Climate-based beet planting guide for The Pas, Manitoba

When to Plant Beets in The Pas: Timing and Maturity Guide

Beets are usually well matched to the season in The Pas. The practical focus is usually crop quality and finishing well rather than merely getting the crop to maturity.

Typical Planting Window

Excellent fit in this climate

Use the planting dates below for beets in The Pas.

Typical planting window May 3 – May 17
Method Direct sow
Typical days to maturity 50–60

Gardeners usually sow outdoors around May 3. Most varieties need about 50–60 days to reach maturity.

Beets usually perform well in The Pas. The local advantage is not just that the crop can finish, but that growers can aim for a cleaner, more complete finish.

What the easier season changes most is that gardeners can grow for a more even finish instead of settling for whatever matures first.

Best local strategy: Use the normal sowing window, then focus on uniform growth and harvesting at the size and texture you want most.

Can Beets Mature in The Pas?

Growing degree days measure how much useful warmth typically accumulates during the season. For beets, this helps estimate whether local heat accumulation is usually enough for the crop to reach maturity on time.

Available GDD (base 40) 2446
Typical crop GDD target 650
Heat margin +1796

From the usual planting window, The Pas typically provides about 2446 growing degree days for beets. With a typical crop target of 650, that leaves a heat margin of +1796. That large heat margin means season length is usually not the limiting issue here. The more useful question is how gardeners use that room to improve sizing, finish quality, and harvest timing.

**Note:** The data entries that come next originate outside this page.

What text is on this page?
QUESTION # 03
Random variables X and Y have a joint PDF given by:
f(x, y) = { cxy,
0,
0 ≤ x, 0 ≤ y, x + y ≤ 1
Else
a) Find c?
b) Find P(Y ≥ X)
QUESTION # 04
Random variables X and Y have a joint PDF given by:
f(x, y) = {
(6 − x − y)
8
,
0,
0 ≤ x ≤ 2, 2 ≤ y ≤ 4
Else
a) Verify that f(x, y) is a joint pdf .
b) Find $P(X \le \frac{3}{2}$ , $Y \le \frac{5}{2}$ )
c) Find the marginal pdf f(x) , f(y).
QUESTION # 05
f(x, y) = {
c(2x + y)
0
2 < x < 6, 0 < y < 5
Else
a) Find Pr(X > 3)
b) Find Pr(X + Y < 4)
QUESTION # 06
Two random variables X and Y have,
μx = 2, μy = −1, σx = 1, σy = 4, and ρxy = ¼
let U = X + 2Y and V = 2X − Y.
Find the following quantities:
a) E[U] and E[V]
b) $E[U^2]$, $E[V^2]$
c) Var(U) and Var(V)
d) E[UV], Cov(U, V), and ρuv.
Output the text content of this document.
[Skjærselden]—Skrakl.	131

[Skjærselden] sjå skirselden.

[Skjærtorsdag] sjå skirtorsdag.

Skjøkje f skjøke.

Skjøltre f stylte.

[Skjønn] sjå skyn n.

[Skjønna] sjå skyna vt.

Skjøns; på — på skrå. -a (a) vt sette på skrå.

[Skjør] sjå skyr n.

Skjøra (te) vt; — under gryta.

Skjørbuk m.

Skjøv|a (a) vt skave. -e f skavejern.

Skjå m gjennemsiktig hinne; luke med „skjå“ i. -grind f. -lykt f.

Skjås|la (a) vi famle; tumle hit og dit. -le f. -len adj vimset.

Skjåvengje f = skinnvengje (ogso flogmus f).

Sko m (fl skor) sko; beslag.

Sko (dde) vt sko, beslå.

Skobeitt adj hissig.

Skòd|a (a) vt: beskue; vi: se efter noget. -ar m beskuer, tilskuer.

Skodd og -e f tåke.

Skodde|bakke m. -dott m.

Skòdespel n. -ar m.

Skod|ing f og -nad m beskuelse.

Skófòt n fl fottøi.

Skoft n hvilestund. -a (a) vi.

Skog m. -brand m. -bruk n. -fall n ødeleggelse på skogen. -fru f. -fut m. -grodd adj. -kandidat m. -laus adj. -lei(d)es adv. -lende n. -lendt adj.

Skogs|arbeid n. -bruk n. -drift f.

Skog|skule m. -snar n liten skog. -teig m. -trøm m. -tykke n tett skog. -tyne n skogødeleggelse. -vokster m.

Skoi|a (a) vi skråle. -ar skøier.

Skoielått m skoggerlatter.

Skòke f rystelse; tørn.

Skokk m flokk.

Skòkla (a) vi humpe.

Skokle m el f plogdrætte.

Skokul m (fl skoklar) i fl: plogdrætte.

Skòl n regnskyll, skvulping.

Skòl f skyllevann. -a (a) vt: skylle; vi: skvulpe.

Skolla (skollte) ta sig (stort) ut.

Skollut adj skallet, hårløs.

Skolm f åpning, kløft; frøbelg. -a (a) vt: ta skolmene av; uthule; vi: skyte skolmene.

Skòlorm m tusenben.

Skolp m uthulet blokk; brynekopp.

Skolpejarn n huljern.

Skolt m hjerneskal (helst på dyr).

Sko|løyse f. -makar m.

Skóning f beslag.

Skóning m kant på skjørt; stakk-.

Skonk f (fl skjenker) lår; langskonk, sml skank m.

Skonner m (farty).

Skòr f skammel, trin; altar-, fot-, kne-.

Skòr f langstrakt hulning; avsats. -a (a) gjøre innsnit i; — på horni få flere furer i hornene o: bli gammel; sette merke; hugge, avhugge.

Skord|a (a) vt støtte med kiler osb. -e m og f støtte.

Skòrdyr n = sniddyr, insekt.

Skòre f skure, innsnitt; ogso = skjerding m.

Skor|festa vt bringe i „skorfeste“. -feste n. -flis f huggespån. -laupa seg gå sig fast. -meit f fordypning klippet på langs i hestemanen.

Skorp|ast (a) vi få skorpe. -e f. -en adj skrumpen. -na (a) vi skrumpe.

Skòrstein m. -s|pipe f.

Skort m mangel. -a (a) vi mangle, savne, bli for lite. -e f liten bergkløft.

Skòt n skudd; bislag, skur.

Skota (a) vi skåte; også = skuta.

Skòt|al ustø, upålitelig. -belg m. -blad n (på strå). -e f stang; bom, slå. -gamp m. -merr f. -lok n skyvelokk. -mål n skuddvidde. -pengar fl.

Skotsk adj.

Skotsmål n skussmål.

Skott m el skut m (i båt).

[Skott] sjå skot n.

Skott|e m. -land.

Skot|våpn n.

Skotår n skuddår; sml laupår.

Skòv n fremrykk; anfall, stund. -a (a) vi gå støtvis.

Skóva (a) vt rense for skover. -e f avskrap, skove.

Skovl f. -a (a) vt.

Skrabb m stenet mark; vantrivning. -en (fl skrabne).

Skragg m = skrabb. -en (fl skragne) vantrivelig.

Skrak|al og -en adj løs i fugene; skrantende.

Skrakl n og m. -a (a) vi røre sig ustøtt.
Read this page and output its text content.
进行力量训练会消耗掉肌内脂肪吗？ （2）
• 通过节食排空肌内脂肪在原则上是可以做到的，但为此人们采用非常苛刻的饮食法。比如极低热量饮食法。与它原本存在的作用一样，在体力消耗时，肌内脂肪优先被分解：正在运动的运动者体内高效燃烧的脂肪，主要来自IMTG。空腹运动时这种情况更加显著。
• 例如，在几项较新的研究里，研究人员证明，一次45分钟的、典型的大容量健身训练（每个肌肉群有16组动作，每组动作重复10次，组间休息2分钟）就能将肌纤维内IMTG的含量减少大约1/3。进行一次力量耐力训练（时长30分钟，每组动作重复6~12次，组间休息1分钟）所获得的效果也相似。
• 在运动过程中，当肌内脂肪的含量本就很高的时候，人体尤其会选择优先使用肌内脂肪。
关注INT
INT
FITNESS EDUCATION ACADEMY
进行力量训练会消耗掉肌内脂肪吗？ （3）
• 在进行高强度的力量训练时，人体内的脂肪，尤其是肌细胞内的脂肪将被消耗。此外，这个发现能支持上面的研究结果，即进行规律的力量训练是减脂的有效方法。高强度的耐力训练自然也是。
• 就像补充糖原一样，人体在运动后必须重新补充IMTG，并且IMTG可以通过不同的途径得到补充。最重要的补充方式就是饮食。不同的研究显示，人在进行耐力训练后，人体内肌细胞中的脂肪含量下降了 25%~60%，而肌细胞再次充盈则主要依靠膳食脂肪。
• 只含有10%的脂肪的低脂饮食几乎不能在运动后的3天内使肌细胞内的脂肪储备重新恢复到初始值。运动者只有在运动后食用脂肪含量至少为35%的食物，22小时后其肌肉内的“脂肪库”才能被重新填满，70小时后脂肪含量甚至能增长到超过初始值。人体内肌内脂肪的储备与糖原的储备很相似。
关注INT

GDD Checkpoints for The Pas

If planting later than usual, this table shows how much growing degree day heat is still available from each point in the season. For beets, it is most useful for judging how much freedom you still have to plant for quality, finish, and harvest goals as the season moves along.

Checkpoint Remaining GDD Heat margin Fit vs typical target
Apr 15 2551 +1901 Comfortable
May 1 2550 +1900 Comfortable
May 15 2490 +1840 Comfortable
Jun 1 2308 +1658 Comfortable
Jun 15 2077 +1427 Comfortable
Jul 1 1745 +1095 Comfortable

Best Beet Varieties for The Pas

In The Pas, most beet varieties are usually realistic choices. Gardeners can often choose across the maturity range without giving up much day-to-day reliability.

Varieties that often fit well here include:

Variety class Typical days to maturity Typical GDD need Local fit
Very early 45–50 600 Good fit
Early 50–55 650 Good fit
Mid-season 55–65 725 Good fit

Main risk: The most common issue here is not climate but management: uneven growth, delayed planting, or harvesting outside the best quality window.

How Frost Affects Beets in The Pas

The Pas usually has about 121 frost-free days, with a typical last spring frost around May 24 and a typical first fall frost around September 22.

Typical last spring frost May 24
Typical first fall frost September 22
Typical frost-free days 121
Minimum safe temperature 28°F / -2 °C

Beets are generally lightly frost tolerant and temperatures below about 28°F ( -2 °C) can slow growth or damage plants.

Beets are usually tolerant enough of cool conditions that frost dates act more like planning markers than hard limits. In practice, timing and steady early growth matter more than avoiding every light frost.

Setbacks here usually come from practical decisions rather than from season length: planting later than ideal, uneven growth, poor moisture management, or harvesting outside the best eating window.

In The Pas, beets already have plenty of seasonal room when planted around May 10. Season length is often limited by late spring and an early-closing fall window, especially for warm-season crops. In practical terms, the best spots are usually south-facing walls, raised beds, sheltered backyards, and urban heat pockets. Cooler spots like open windy yards, low frost pockets, and exposed sites that lose heat quickly are more likely to stay cooler and be less forgiving. For beets, warmer local sites usually help the crop get established earlier and grow a little more steadily.

Related crops

Related crops worth comparing for the same city:

For a broader local overview, see the The Pas planting guide. You can also use the Growing Degree Day Planner to test planting dates and crop timing.